Her smaller drawings at home, however, are much more personal and reflective.

“My drawing is really about how I’m feeling. Even if it’s animals, they might be yelling or screaming. I do a lot of drawing about my fight to keep my head above water. I share these more via social media to gain awareness that these feelings are real and we/I are not alone. I guess my work has changed in two way- one want to make the viewer happy and have a good laugh- then on the other hand some of my work is about the honest raw emotion I go through with my various illnesses and to educate or help. My art has been a lifeline for my during all the dark days of my illnesses. It is my beacon of hope and a way to connect with others. I don’t feel so useless stuck in my home if I know that I might help some other person who is as lost as me.”

Next year Mica will take part in a number of awareness-raising projects, mostly around endometriosis.

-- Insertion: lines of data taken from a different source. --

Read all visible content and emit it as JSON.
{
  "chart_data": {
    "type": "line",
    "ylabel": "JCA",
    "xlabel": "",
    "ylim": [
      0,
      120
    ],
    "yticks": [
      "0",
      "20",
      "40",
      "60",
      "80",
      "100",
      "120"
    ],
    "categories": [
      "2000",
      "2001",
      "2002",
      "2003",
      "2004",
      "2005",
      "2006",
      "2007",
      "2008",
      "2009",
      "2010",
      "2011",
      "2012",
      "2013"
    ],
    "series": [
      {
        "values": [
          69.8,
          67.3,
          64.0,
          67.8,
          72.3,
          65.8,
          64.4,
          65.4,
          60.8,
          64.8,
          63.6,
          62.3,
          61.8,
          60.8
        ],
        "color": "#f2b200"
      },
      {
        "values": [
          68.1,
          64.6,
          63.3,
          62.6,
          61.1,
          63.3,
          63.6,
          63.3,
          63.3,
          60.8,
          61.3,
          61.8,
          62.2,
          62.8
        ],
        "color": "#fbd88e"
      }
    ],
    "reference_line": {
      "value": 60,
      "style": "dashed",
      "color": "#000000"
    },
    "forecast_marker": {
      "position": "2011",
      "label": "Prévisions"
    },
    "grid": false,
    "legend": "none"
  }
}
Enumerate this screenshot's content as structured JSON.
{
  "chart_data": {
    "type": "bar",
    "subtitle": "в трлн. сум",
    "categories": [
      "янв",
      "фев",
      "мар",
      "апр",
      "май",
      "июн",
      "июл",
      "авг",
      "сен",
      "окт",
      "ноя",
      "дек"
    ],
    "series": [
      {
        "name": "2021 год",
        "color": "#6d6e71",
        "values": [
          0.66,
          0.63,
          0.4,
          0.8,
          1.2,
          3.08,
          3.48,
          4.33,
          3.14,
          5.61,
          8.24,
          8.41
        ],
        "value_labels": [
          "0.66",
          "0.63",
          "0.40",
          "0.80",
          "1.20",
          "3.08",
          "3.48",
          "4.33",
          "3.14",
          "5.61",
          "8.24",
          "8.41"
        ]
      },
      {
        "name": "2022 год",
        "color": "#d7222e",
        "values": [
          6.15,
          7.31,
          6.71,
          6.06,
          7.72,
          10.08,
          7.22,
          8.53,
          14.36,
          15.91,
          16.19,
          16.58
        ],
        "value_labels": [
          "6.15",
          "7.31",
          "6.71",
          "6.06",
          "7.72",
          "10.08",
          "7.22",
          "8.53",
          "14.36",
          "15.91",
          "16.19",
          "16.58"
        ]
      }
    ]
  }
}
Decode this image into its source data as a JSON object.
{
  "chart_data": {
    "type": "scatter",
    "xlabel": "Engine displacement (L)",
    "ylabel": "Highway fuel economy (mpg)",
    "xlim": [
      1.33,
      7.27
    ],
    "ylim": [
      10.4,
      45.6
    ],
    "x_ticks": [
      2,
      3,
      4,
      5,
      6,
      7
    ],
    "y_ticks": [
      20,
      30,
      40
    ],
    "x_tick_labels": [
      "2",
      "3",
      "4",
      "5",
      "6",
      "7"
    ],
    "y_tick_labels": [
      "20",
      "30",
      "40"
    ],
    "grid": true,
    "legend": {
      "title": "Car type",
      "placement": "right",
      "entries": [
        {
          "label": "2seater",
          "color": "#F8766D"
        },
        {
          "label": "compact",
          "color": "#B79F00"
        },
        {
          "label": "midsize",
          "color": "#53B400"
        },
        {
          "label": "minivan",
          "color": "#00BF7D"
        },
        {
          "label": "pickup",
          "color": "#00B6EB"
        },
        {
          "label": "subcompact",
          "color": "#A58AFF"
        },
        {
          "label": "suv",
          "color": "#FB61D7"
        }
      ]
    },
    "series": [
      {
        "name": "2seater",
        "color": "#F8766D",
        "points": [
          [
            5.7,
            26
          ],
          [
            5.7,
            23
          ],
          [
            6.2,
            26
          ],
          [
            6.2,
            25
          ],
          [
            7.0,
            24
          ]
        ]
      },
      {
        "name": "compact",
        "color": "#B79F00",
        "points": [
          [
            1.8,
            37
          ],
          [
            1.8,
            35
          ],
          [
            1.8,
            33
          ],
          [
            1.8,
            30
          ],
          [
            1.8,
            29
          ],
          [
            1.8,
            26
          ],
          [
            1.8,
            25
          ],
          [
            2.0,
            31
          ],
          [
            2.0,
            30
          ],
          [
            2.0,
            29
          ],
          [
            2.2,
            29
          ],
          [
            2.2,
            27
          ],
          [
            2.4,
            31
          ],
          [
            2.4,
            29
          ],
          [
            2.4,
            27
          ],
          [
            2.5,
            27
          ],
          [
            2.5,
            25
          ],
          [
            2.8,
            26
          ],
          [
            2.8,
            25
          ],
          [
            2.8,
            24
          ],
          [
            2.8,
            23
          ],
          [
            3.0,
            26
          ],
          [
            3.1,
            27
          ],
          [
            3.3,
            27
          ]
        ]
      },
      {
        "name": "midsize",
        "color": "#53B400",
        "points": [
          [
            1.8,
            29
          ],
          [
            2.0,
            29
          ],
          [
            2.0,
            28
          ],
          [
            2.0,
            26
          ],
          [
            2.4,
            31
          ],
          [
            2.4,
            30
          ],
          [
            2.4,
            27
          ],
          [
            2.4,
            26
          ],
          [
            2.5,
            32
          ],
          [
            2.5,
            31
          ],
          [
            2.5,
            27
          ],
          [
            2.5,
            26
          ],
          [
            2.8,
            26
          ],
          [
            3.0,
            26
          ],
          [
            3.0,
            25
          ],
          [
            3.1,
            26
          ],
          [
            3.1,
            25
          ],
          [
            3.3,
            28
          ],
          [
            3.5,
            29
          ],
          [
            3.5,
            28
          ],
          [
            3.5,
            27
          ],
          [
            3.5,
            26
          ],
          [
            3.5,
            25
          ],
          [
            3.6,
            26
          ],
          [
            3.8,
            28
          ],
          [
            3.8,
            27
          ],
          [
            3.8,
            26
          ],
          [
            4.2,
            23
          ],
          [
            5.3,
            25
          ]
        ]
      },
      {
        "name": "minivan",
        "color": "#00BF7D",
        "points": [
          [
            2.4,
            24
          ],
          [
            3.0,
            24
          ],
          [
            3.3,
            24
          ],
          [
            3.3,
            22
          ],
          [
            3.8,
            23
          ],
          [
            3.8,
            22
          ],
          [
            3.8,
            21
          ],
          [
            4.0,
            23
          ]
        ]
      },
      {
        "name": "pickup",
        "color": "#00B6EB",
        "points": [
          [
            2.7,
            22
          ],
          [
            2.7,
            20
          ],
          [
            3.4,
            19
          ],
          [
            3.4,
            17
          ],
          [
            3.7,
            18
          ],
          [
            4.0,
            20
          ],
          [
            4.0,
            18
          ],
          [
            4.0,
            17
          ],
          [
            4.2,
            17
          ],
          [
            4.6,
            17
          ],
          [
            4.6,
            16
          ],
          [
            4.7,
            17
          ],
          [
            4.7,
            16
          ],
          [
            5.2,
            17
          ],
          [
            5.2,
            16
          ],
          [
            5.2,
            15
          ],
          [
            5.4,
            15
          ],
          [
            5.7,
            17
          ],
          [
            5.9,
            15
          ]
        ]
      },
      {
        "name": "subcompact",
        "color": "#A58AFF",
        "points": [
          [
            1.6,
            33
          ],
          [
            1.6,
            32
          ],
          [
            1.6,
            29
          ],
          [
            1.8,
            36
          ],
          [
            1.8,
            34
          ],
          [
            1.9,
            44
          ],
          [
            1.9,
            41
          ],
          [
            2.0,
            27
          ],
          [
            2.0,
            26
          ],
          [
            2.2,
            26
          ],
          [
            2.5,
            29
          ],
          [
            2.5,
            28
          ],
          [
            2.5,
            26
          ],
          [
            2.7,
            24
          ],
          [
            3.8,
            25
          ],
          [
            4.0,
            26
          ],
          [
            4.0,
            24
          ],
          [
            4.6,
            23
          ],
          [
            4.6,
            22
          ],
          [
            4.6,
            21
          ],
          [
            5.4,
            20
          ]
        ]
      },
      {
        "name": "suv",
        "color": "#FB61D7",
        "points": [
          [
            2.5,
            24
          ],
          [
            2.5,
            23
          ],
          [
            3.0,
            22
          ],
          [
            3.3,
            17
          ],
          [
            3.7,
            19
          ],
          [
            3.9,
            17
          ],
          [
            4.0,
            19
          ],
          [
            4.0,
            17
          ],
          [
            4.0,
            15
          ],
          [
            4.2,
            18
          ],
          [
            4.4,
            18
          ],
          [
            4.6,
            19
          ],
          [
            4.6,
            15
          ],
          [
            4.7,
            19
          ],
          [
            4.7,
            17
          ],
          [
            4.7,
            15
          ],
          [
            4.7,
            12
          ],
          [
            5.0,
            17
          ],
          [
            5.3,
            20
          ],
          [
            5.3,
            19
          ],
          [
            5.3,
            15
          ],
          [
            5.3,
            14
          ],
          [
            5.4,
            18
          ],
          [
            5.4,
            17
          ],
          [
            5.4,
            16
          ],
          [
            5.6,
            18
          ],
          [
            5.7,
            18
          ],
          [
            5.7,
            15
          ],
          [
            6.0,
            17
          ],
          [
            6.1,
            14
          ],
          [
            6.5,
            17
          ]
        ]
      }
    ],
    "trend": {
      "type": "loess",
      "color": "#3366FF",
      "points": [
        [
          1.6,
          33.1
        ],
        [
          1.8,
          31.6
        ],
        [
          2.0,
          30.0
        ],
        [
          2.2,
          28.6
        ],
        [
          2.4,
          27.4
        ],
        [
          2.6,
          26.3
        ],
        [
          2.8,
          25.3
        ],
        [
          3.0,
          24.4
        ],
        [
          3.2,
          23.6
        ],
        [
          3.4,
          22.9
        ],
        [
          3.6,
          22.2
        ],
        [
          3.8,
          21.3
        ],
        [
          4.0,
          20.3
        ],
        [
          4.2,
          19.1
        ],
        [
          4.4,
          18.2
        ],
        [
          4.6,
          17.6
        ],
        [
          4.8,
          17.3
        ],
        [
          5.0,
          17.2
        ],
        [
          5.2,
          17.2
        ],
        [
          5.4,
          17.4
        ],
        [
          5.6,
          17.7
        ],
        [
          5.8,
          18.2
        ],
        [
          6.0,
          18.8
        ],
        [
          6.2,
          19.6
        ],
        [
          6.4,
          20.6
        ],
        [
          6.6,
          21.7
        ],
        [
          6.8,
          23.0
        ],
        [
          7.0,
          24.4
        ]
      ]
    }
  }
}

“A friend of mine who also has endometriosis came up with the idea of painting a mural based on the experience. And I thought, let’s take it further, let’s film it and do interviews. So the making of the mural will be used in a mini-documentary about our journey with endometriosis, and this will be part of a small social media campaign to raise awareness of this illness.”

“I want to be more of an advocate for people with endometriosis. It’s always been part of my art practice, to give back.”

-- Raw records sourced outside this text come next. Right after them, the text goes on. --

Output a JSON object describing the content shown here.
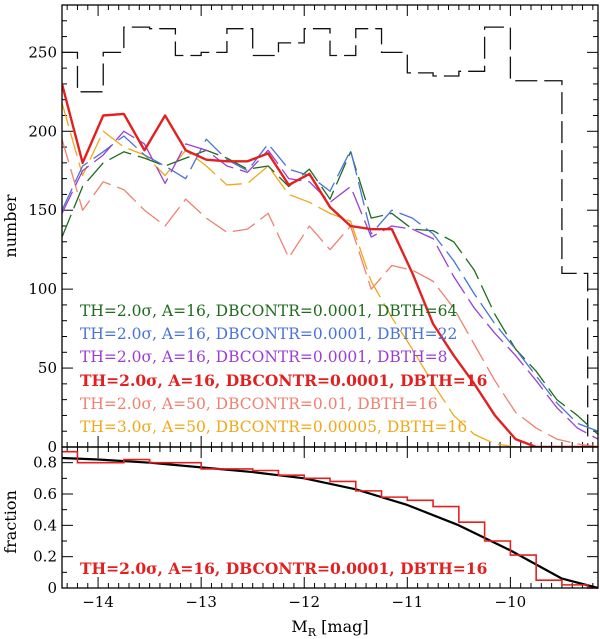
{
  "chart_data": [
    {
      "type": "line",
      "panel": "top",
      "xlabel": "M_R [mag]",
      "ylabel": "number",
      "xlim": [
        -14.35,
        -9.15
      ],
      "ylim": [
        0,
        280
      ],
      "yticks": [
        "0",
        "50",
        "100",
        "150",
        "200",
        "250"
      ],
      "x": [
        -14.35,
        -14.15,
        -13.95,
        -13.75,
        -13.55,
        -13.35,
        -13.15,
        -12.95,
        -12.75,
        -12.55,
        -12.35,
        -12.15,
        -11.95,
        -11.75,
        -11.55,
        -11.35,
        -11.15,
        -10.95,
        -10.75,
        -10.55,
        -10.35,
        -10.15,
        -9.95,
        -9.75,
        -9.55,
        -9.35,
        -9.15
      ],
      "series": [
        {
          "name": "TH=2.0σ, A=16, DBCONTR=0.0001, DBTH=64",
          "color": "#1e6b1e",
          "style": "dashed",
          "width": 1.3,
          "values": [
            133,
            165,
            180,
            187,
            183,
            178,
            183,
            188,
            183,
            176,
            178,
            165,
            176,
            157,
            187,
            145,
            148,
            138,
            137,
            130,
            112,
            84,
            62,
            48,
            30,
            20,
            8
          ]
        },
        {
          "name": "TH=2.0σ, A=16, DBCONTR=0.0001, DBTH=22",
          "color": "#4a72d8",
          "style": "dashed",
          "width": 1.3,
          "values": [
            150,
            178,
            187,
            197,
            185,
            178,
            170,
            195,
            182,
            175,
            192,
            176,
            172,
            162,
            188,
            135,
            150,
            145,
            135,
            118,
            97,
            78,
            62,
            45,
            28,
            15,
            10
          ]
        },
        {
          "name": "TH=2.0σ, A=16, DBCONTR=0.0001, DBTH=8",
          "color": "#9b3fd4",
          "style": "dashed",
          "width": 1.3,
          "values": [
            148,
            175,
            185,
            200,
            192,
            167,
            192,
            188,
            178,
            174,
            188,
            170,
            168,
            155,
            165,
            133,
            140,
            138,
            132,
            108,
            88,
            72,
            58,
            42,
            25,
            12,
            5
          ]
        },
        {
          "name": "TH=2.0σ, A=16, DBCONTR=0.0001, DBTH=16",
          "color": "#e32020",
          "style": "solid",
          "width": 2.4,
          "values": [
            230,
            180,
            210,
            211,
            188,
            210,
            188,
            182,
            181,
            181,
            186,
            166,
            173,
            152,
            140,
            138,
            138,
            110,
            78,
            58,
            40,
            20,
            5,
            0,
            0,
            0,
            0
          ]
        },
        {
          "name": "TH=2.0σ, A=50, DBCONTR=0.01, DBTH=16",
          "color": "#f08070",
          "style": "dashed",
          "width": 1.3,
          "values": [
            195,
            150,
            168,
            163,
            150,
            140,
            157,
            145,
            136,
            138,
            148,
            120,
            140,
            125,
            140,
            100,
            115,
            112,
            105,
            88,
            65,
            42,
            22,
            12,
            5,
            2,
            0
          ]
        },
        {
          "name": "TH=3.0σ, A=50, DBCONTR=0.00005, DBTH=16",
          "color": "#f0a818",
          "style": "dashed",
          "width": 1.3,
          "values": [
            218,
            172,
            200,
            190,
            185,
            172,
            188,
            178,
            166,
            167,
            178,
            160,
            155,
            148,
            143,
            105,
            82,
            62,
            40,
            20,
            8,
            2,
            0,
            0,
            0,
            0,
            0
          ]
        }
      ],
      "histogram": {
        "name": "input",
        "color": "#111111",
        "style": "dashed",
        "bin_edges": [
          -14.35,
          -14.2,
          -13.95,
          -13.75,
          -13.5,
          -13.25,
          -13.0,
          -12.75,
          -12.5,
          -12.25,
          -12.0,
          -11.75,
          -11.5,
          -11.25,
          -11.0,
          -10.75,
          -10.5,
          -10.25,
          -10.0,
          -9.75,
          -9.5,
          -9.25,
          -9.15
        ],
        "counts": [
          250,
          225,
          250,
          266,
          265,
          248,
          250,
          265,
          248,
          256,
          265,
          248,
          265,
          250,
          237,
          235,
          238,
          266,
          232,
          232,
          110,
          0
        ]
      }
    },
    {
      "type": "line",
      "panel": "bottom",
      "xlabel": "M_R [mag]",
      "ylabel": "fraction",
      "xlim": [
        -14.35,
        -9.15
      ],
      "ylim": [
        0,
        0.9
      ],
      "xticks": [
        "-14",
        "-13",
        "-12",
        "-11",
        "-10"
      ],
      "yticks": [
        "0",
        "0.2",
        "0.4",
        "0.6",
        "0.8"
      ],
      "annotation": "TH=2.0σ, A=16, DBCONTR=0.0001, DBTH=16",
      "series": [
        {
          "name": "fit",
          "color": "#000000",
          "style": "solid",
          "x": [
            -14.35,
            -14.0,
            -13.5,
            -13.0,
            -12.5,
            -12.0,
            -11.5,
            -11.0,
            -10.5,
            -10.0,
            -9.5,
            -9.15
          ],
          "values": [
            0.83,
            0.82,
            0.8,
            0.77,
            0.74,
            0.7,
            0.63,
            0.53,
            0.4,
            0.24,
            0.06,
            0.0
          ]
        },
        {
          "name": "TH=2.0σ, A=16, DBCONTR=0.0001, DBTH=16 fraction",
          "color": "#e32020",
          "style": "step",
          "bin_edges": [
            -14.35,
            -14.2,
            -13.95,
            -13.75,
            -13.5,
            -13.25,
            -13.0,
            -12.75,
            -12.5,
            -12.25,
            -12.0,
            -11.75,
            -11.5,
            -11.25,
            -11.0,
            -10.75,
            -10.5,
            -10.25,
            -10.0,
            -9.75,
            -9.5,
            -9.25,
            -9.15
          ],
          "values": [
            0.87,
            0.8,
            0.8,
            0.82,
            0.8,
            0.8,
            0.76,
            0.76,
            0.75,
            0.72,
            0.7,
            0.68,
            0.62,
            0.58,
            0.56,
            0.52,
            0.42,
            0.3,
            0.21,
            0.05,
            0.02,
            0.0
          ]
        }
      ]
    }
  ]
}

“I want to be more of an advocate for people with endometriosis. It’s always been part of my art practice, to give back.”

In the past, Mica has donated work to raise money for various causes. She regularly auctions her art and gives the proceeds to several different causes including endometriosis, mental health, eating disorders, rape crisis, refugee support, and lunch programs in schools.

“And this is so personal to me, to raise awareness about endometriosis. I would never have got my diagnosis if I hadn’t seen that magazine article. So if I can do that for someone else, that’s really important.”

Photo: Amanda Ratcliffe

Mica is also working on another project, called Still Be Me, about her own journey with illness.

“Right now it’s in the very early stages, but it is going to be very open about my life with multiple chronic illnesses. I’m going to create and sell a line of work specific for this, and a percentage of the money will go to various organisations that deal with my illnesses. Long term I would like to open it up to other artists too, but it’s still all in planning.”

“The hardest thing about chronic illness is learning how to say no,” she says.

“There’s so much I want to do, but you have to prioritise. And you have to learn to let go.”